Sarebbe esagerato dire che la foto che ritrae insieme, seduti l’uno vicino all’altro, Manuel Santos (presidente della Colombia) e Alvaro Uribe (suo predecessore nel medesimo incarico), farà la storia. Ma il fatto che davanti a loro ci fosse il Papa e la location fosse la Biblioteca del Palazzo apostolico vaticano, mostra ancora una volta quanto la Santa Sede (nel presente pontificato) intenda giocare un ruolo politico ben definito nello scacchiere globale. Santos e Uribe erano amici quasi fraterni, poi il dissidio sul negoziato con le Farc ha alimentato tensioni e procurato la rottura. Santos deciso a compiere ogni passo – anche a costo di cedere qualcosa – per raggiungere l’intesa, Uribe contrario a concessioni e a una pace che a suo dire avrebbe molto dell’appeasement.
IL NEGOZIATO CON LE FARC
Non è un mistero che la Santa Sede appoggi (e abbia appoggiato) ogni sforzo di Santos, compreso il referendum confermativo di qualche mese fa clamorosamente bocciato dalla popolazione locale. La strategia della diplomazia vaticana è sempre la medesima: nessuna ingerenza, si interviene solo se invitati a partecipare al tavolo negoziale. E’ andata così anche nel caso colombiano. Nell’aprile del 2015, furono le Forze armate rivoluzionarie del paese sudamericano (le Farc appunto) a chiedere l’intervento del Pontefice per propiziare la pace. L’idea, poi senza seguito, era di un incontro a Cuba (in terreno neutrale) durante il viaggio a Cuba del settembre successivo.
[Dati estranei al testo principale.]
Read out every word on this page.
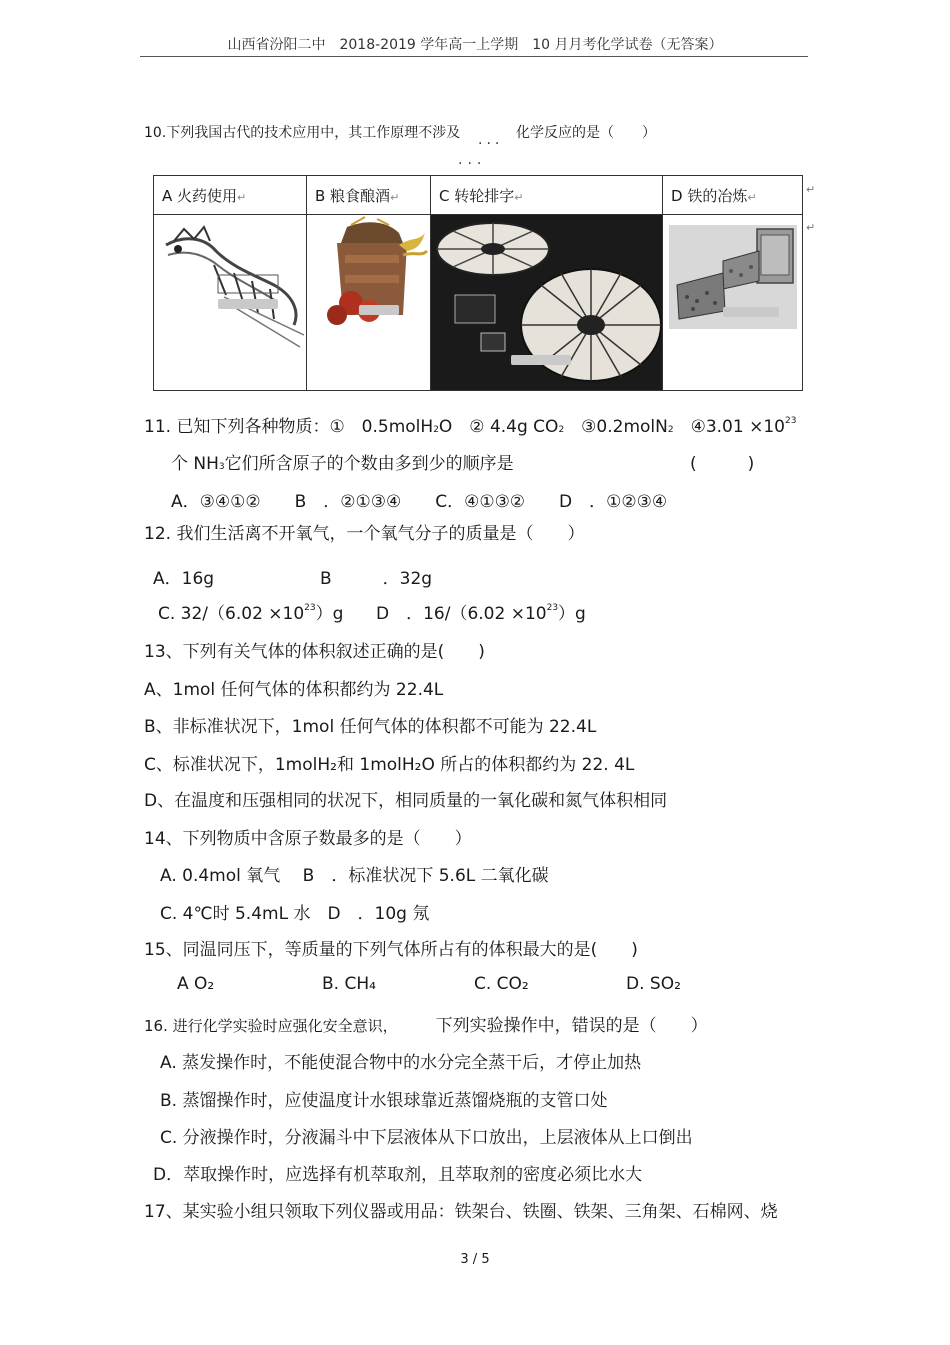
山西省汾阳二中　2018-2019 学年高一上学期　10 月月考化学试卷（无答案）
10.下列我国古代的技术应用中，其工作原理不涉及 ... 化学反应的是（　　）
...
A 火药使用↵	B 粮食酿酒↵	C 转轮排字↵	D 铁的冶炼↵

↵
↵
11. 已知下列各种物质：①　0.5molH2O　② 4.4g CO2　③0.2molN2　④3.01 $\times 10^{23}$
个 NH3它们所含原子的个数由多到少的顺序是	(　　　)
A．③④①②　　B　．②①③④　　C．④①③②　　D　．①②③④
12. 我们生活离不开氧气，一个氧气分子的质量是（　　）
A．16g	B　　　．32g
C. $32/(6.02 \times 10^{23})g$ D　．$16/(6.02 \times 10^{23})g$
13、下列有关气体的体积叙述正确的是(　　)
A、1mol 任何气体的体积都约为 22.4L
B、非标准状况下，1mol 任何气体的体积都不可能为 22.4L
C、标准状况下，1molH₂和 1molH₂O 所占的体积都约为 22. 4L
D、在温度和压强相同的状况下，相同质量的一氧化碳和氮气体积相同
14、下列物质中含原子数最多的是（　　）
A. 0.4mol 氧气　 B　．标准状况下 5.6L 二氧化碳
C. 4℃时 5.4mL 水　D　．10g 氖
15、同温同压下，等质量的下列气体所占有的体积最大的是(　　)
A O₂	B. CH₄	C. CO₂	D. SO₂
16. 进行化学实验时应强化安全意识， 下列实验操作中，错误的是（　　）
A. 蒸发操作时，不能使混合物中的水分完全蒸干后，才停止加热
B. 蒸馏操作时，应使温度计水银球靠近蒸馏烧瓶的支管口处
C. 分液操作时，分液漏斗中下层液体从下口放出，上层液体从上口倒出
D．萃取操作时，应选择有机萃取剂，且萃取剂的密度必须比水大
17、某实验小组只领取下列仪器或用品：铁架台、铁圈、铁架、三角架、石棉网、烧
3 / 5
LA TRATTATIVA E LA MEDIAZIONE DI ROMA
Il Vaticano aveva prontamente smentito l’ipotesi di un incontro a tre sull’isola caraibica, pur ammettendo che la presenza di un esponente della conferenza episcopale colombiana ai colloqui sarebbe stata possibile. Lo scorso aprile, perdurando lo stallo, il capo delle Farc aveva preso carta e penna e scritto direttamente a Francesco, chiedendo un nuovo intervento del vescovo di Roma perché “la pace è a rischio”. “Pensiamo – scriveva il capo delle milizie riferendosi ad altre mediazioni papali – che la chiesa potrebbe dispiegare uno sforzo analogo in Colombia, dalla più umile parrocchia alla più alta gerarchia, e risvegliare nel cuore di quanti sono confusi la forza della pace e della riconciliazione”. Da qui al colloquio della scorsa settimana, il passo è stato breve.
IL CONGO SULL’ORLO DELLA GUERRA CIVILE
Ma sarebbe errato e superficiale legare questo “interventismo” della Santa Sede come logica conseguenza dell’appartenenza culturale del Papa alla realtà latinoamericana. Analoga mediazione, infatti, il Vaticano la sta portando avanti in un altro delicato contesto, quello della Repubblica Democratica del Congo, il più grande paese africano. I fatti: il presidente Joseph Kabila, giunto al termine del suo secondo mandato, non può più ricandidarsi, ma da mesi si rifiuta di convocare le elezioni per la scelta del successore.
LE ELEZIONI RINVIATE
“Lo farò quando saranno pronte le liste del corpo elettorale”, ha fatto sapere. Si tratta però, secondo le opposizioni, di una chiara volontà di posporre sine die il voto, dal momento che l’ultimo censimento nel paese risale al 1983. Il rischio concreto è che si torni indietro di quindici anni, quando terminò la guerra civile che lasciò sul terreno almeno cinque milioni di morti. Ecco perché la Santa Sede, su richiesta, è intervenuta.
L’APPELLO DEL PAPA E L’UDIENZA AI VESCOVI
Proprio pochi giorni fa, infatti, il Papa ha ricevuto in Vaticano il presidente della Conferenza episcopale della Repubblica democratica del Congo, mons. Marcel Utembi Tapa, accompagnato dal vicepresidente, mons. Ambongo Besungu. “Il Papa ci ha accolto con grande gioia. La prima cosa che abbiamo notato è stata che il Papa segue la nostra situazione già da tempo. Sapeva più o meno quello che sta accadendo lì da noi. La prima cosa che ha detto – ha spiegato mons. Besungu – è stata l’assicurazione della sua preghiera. Poi, il suo incoraggiamento è stato per il lavoro che noi, Conferenza episcopale, stiamo facendo per aiutare i politici a dialogare, e trovare una soluzione alla crisi di oggi”. Domenica scorsa, poi, Francesco aveva lanciato all’Angelus un appello per il Congo”.